What I’m trying to do is break down the different ways to use a live chat in the classroom or presentation. Up until now we have called all of these “back channels” but I think they serve a different purpose. Sure, the tool is the same but the purpose and outcome can be different. Helping educators understand that there are different uses for the tool is important for them to wrap their heads around just how a tool can be used.

Thoughts? Feedback?

It’s funny how when you spend time like I have the past 3 days to make a point to comment on others that you start reflecting and things start clicking.

I left a couple comments that ended this way.

I hate to write, but love to blog!

The question is why? I’ve never been a good writer, I’ve hated writing for as long as I can remember. With a learning disability writing and reading were like kryptonite to me. Was never a great Language Arts teacher, but I don’t think I was that bad…having struggled with writing and reading my whole life and being up front with my students about it actually, I think, helped those reluctant learners to keep trying and plowing forward.

So why is it that I hate to write and love to blog?

First, I think a lot of it has to do with the computer and word processing. As I type this in my Firefox extension Performancing every misspelled word is underlined in red for me, giving me instant feedback on what I have misspelled. Does it catch all my mistakes, heck no, but you should see a post before it actually goes live. 🙂

Secondly, I can type faster then I can write…about 75 words/minute and you can actually read what I’ve written when I’m done.

Finally, I don’t see blogging as writing…it’s idea generation, it’s the free flow of ideas between people and it is a conversation. I love to talk (if you have a hard time writing you usually do…coping skill). I would rather stand in front of a group of parents and give a presentation, or have a face to face parent conference than write a letter home. My wife is the exact opposite. She HATES (yes it needs to be all caps) giving presentations, and would rather write a paper than give a presentation.

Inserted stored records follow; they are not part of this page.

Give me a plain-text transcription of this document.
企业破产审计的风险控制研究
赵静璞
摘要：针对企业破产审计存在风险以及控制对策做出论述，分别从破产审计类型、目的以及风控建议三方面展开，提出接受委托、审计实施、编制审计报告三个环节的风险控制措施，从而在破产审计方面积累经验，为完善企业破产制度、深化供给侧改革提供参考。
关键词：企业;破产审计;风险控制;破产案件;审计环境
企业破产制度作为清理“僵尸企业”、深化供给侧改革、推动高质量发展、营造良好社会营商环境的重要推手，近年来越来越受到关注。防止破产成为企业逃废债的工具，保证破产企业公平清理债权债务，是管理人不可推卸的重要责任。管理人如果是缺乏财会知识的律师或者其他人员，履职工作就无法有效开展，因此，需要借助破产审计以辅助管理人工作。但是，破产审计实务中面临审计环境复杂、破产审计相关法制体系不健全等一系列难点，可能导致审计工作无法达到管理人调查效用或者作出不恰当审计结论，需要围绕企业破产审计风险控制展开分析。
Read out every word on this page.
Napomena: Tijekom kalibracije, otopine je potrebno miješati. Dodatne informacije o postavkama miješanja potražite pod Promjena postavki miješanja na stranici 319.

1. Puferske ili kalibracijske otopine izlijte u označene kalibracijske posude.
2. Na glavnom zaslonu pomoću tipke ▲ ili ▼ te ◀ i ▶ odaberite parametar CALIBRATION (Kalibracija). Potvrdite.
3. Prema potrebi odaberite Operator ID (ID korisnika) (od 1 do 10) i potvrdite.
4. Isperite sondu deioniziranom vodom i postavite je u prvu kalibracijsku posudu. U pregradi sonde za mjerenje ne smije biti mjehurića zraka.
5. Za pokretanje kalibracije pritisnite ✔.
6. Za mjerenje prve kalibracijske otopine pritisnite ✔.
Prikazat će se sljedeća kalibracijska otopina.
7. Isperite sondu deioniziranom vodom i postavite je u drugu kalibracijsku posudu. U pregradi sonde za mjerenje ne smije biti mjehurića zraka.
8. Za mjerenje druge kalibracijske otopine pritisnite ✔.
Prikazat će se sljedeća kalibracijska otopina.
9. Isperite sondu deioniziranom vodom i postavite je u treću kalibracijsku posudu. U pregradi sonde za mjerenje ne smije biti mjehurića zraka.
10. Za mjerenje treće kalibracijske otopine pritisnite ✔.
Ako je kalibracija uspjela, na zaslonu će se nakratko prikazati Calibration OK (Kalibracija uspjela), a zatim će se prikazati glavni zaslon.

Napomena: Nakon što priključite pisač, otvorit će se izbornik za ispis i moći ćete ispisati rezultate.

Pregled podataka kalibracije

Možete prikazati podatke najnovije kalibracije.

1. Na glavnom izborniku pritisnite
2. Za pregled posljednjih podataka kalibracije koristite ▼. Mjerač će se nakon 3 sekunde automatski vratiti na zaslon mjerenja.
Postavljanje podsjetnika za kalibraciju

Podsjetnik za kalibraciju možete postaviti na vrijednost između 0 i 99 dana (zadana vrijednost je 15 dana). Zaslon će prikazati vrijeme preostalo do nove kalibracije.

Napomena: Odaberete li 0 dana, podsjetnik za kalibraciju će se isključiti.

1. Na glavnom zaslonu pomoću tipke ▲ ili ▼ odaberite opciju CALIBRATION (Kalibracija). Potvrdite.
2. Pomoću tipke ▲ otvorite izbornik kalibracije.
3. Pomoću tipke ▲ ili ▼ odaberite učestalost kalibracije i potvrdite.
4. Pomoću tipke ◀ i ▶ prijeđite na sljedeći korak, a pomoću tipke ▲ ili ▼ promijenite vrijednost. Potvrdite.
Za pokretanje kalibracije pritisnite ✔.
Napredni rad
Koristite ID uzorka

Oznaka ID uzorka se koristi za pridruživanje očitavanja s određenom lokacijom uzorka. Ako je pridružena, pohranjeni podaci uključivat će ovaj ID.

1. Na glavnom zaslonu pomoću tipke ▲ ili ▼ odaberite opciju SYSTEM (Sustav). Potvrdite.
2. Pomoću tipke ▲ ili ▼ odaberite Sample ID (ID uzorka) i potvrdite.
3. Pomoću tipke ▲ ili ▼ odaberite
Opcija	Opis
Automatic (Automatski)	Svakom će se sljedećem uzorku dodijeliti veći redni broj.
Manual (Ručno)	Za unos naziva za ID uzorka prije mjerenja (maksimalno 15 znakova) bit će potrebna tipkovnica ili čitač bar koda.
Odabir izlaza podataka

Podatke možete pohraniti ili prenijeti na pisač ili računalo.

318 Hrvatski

Because blogging is a conversation, a idea generating machine (the way I use it anyway) it speaks to me. Sure sometimes my ideas are way out there, but that’s how we work through them, how we start conversations, how we move forward and continue to progress as a society. Blogging gives me an audience, just like giving a presentation…I almost feel that way sometimes…like I’m presenting information, my thoughts rather than writing. It could be a podcast, a video, or blogging…it’s about having an audience. I wonder if I would have blogged in school, given the chance? It would have depended, I bet, on how the teacher used it as a tool. Was it a reflective journal to layout your thoughts, or did every period, capital and ‘ie, ei’ combination have to be perfect. If that was the case I’d have hated it.

Blogging is different…it’s not writing in the sense we think about it. People ask me why I blog and I truly can’t give them an answer…I just do, because it’s an outlet for me. I’d bet that I’ve blogged more in the past year then I wrote my whole life leading up to it. It’s been that powerful for me as a tool, and I see it in my students as well. In myspace and youtube…this networking, conversation, sharing atmosphere is contagious!